Appeals from two decisions of the Unemployment Insurance Appeal Board, filed March 26, 2013, which ruled that Legal Interpreting Services, Inc. was liable for unemployment insurance contributions based on remuneration paid to claimant and others similarly situated.
Legal Interpreting Services, Inc. (hereinafter LIS) is engaged in the business of providing interpreting services. It retained individual interpreters like claimant to provide such services to its clients. When claimant’s work with LIS ceased, she filed two claims for unemployment insurance benefits. After the Department of Labor initially determined that claimant was eligible to receive benefits, a hearing was conducted and an Administrative Law Judge upheld the initial determination. On administrative appeal, the Unemployment Insurance Appeal Board affirmed, ruling that claimant and others similarly situated were employees of LIS, and not independent contractors. LIS appeals.
The existence of an employer-employee relationship is a factual issue for the Board to resolve and its decision will be upheld if supported by substantial evidence (see Matter of Scinta [ExamOne World Wide Inc.—Commissioner of Labor], 113 AD3d 959, 960 [2014]; Matter of Singh [Thomas A. Sirianni, Inc.— Commissioner of Labor], 43 AD3d 498, 498 [2007]).

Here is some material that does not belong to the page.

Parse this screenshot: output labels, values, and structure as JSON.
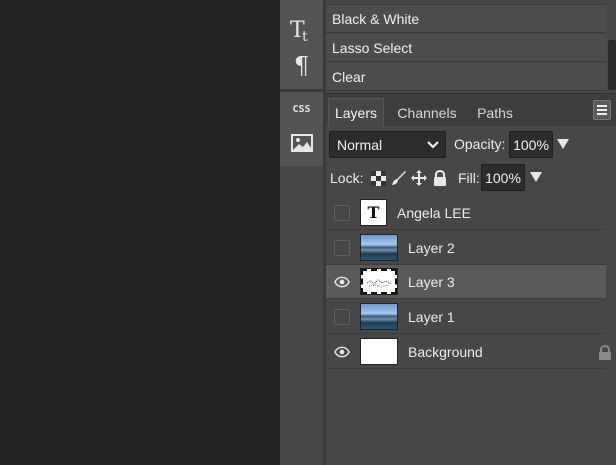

Here, the *1089evidence established that claimant responded to an advertisement for interpreters posted online by LIS, was screened and approved by LIS, and executed a contract specifying the hourly rate of compensation and setting forth numerous rules of conduct.* Clients contact LIS to request interpreter services; LIS then selects one of its interpreters, contacts the interpreter and provides him or her with the details of the assignment. Once committed to an assignment, interpreters may not send a substitute without that substitute having been prescreened by LIS. LIS supplies its interpreters with time sheet forms that must be submitted within 24 hours of an assignment and pays the interpreters directly based upon an hourly rate of pay set forth in the interpreters’ contracts with LIS. LIS also reimburses interpreters for transportation costs associated with assignments. Notwithstanding record proof that could support a contrary result, the foregoing proof constitutes substantial evidence supporting the determination that claimant and others similarly situated are employees of LIS and not independent contractors (see Matter of Scinta [ExamOne World Wide Inc.— Commissioner of Labor], 113 AD3d at 960-961; Matter of Tekmitchov [Musika LLC], 110 AD3d 1301, 1301 [2013], lv dismissed 23 NY3d 941 [2014]; Matter of FMI Interpreting Servs. [Hudacs], 192 AD2d 1006, 1006-1007 [1993]; compare Matter of John Lack Assoc., LLC [Commissioner of Labor], 112 AD3d 1042, 1043-1044 [2013]; Matter of Richins [Quick Change Artistry, LLC—Commissioner of Labor], 107 AD3d 1342, 1344 [2013]).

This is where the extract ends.